Dans la conscience et la mémoire collectives, ce dramatique évènement est présent et influe fortement sur la position suspicieuse et craintive de nombreux citoyens face au nucléaire. Je ne m'attarderai pas sur la gestion par les autorités françaises de cet évènement, mais le flou et l'incertitude persistants, notamment quant aux répercussions sur la santé publique, n'ont fait et ne font qu'entretenir le sentiment de méfiance.
Sans doute, la situation actuelle et future du marché de l'énergie légitime de manière plus objective, s'il en était encore besoin, le débat que nous avons aujourd'hui. Ce marché est soumis à de nombreuses contraintes : une contrainte démographique, l'accroissement de la population engendrant un besoin énergétique accru ; une contrainte environnementale, liée au réchauffement climatique et l'épuisement progressif des énergies fossiles ; une contrainte géopolitique, compte tenu de la localisation des ressources dans des zones politiquement peu stables ; enfin, une contrainte politique, l'indépendance énergétique étant une préoccupation majeure.
L'énergie nucléaire répond à ces contraintes. Cependant, cela ne doit pas conduire au « tout nucléaire » et il faut absolument tout mettre en oeuvre pour favoriser le développement des énergies renouvelables, qui présentent également de réels et indiscutables avantages.
Le rôle important que le nucléaire sera donc amené à jouer dans les décennies futures justifie pleinement un texte visant à en garantir la transparence et la sécurité. Au regard de l'avenir qui se dessine, ce texte fondateur s'avère même un préalable indispensable.

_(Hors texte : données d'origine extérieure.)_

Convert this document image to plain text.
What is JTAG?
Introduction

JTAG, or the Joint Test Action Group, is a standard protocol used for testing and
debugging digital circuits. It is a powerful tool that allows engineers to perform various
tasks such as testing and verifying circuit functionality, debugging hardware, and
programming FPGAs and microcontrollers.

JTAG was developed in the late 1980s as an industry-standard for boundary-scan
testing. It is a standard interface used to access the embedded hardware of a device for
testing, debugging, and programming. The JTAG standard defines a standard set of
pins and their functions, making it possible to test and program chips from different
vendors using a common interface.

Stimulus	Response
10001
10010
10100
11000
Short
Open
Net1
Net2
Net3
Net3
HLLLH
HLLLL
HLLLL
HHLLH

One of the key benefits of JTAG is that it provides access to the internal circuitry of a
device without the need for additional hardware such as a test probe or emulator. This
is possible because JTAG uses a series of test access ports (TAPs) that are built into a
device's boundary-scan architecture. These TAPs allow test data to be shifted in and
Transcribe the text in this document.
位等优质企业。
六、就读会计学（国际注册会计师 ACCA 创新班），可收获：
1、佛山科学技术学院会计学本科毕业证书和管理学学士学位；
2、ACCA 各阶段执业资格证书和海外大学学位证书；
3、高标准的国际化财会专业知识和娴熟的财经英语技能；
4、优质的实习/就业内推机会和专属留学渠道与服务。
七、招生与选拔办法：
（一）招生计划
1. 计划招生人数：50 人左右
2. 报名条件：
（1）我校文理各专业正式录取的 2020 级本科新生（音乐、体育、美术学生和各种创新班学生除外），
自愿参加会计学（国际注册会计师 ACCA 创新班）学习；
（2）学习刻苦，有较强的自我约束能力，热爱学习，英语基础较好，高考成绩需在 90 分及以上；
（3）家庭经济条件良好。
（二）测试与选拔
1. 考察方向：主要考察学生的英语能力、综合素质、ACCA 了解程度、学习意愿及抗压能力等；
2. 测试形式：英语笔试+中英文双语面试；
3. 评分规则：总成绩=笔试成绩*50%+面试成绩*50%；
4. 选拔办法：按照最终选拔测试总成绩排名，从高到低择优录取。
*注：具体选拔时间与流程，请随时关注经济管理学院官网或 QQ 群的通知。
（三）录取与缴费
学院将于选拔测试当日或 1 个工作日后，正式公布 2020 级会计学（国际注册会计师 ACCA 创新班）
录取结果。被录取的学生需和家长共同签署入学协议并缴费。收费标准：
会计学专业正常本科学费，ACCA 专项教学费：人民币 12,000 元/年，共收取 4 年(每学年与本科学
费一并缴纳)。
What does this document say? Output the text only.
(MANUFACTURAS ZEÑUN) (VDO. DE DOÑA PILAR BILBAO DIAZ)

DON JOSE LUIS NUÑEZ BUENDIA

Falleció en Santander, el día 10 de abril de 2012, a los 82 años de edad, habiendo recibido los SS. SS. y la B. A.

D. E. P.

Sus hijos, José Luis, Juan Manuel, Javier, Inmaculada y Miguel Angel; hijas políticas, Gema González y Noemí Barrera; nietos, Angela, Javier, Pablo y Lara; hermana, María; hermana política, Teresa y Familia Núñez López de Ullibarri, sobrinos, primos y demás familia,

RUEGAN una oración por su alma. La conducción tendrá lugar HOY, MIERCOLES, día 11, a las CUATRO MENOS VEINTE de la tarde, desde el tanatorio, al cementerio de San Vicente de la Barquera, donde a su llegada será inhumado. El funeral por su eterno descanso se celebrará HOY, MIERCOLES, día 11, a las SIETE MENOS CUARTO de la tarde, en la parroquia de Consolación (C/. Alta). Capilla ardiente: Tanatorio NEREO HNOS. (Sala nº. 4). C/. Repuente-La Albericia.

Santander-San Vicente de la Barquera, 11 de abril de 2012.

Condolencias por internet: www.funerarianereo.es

Il est d'autant plus indispensable qu'il s'inscrit dans un contexte nouveau, sur fond de dérégulation et de privatisation de la filière électronucléaire avec l'ouverture du capital d'EDF, ou de celle, éventuelle, du capital d'AREVA. Mes collègues de l'Assemblée nationale ont, à juste titre, demandé la création d'une commission d'enquête sur les risques engendrés par l'évolution du statut de la filière nucléaire. Je partage pleinement l'idée que « la privatisation de la filière nucléaire est source d'un foisonnement de risques et que des efforts de transparence et d'information sur ce sujet hautement sensible pour nos concitoyens doivent être faits ».
Un tel contexte exige que soient formalisées dans une loi les contraintes et obligations auxquelles seront soumis les exploitants en matière de transparence et de contrôles.
La répétition étant pédagogique, rappelons encore une fois que, au-delà des mesures techniques qui découleront de ce texte, il s'agit avant tout d'adresser aux Français un signal de confiance.
Or le mariage surprise de Gaz de France et de Suez a brouillé le message. Nul besoin de s'attarder sur l'improvisation et la précipitation avec lesquelles cette opération a été conduite. En revanche, je tiens à rappeler que j'étais présent lorsque le Gouvernement avait donné sa parole que la limite des 70 % de capital détenu par l'Etat ne serait pas remise en cause. La valeur de vos engagements est ainsi bien relative, alors que, selon les propos tenus par le Président de la République lors de son allocution du 5 janvier 2006, l'action du Gouvernement doit « faire progresser encore la confiance ».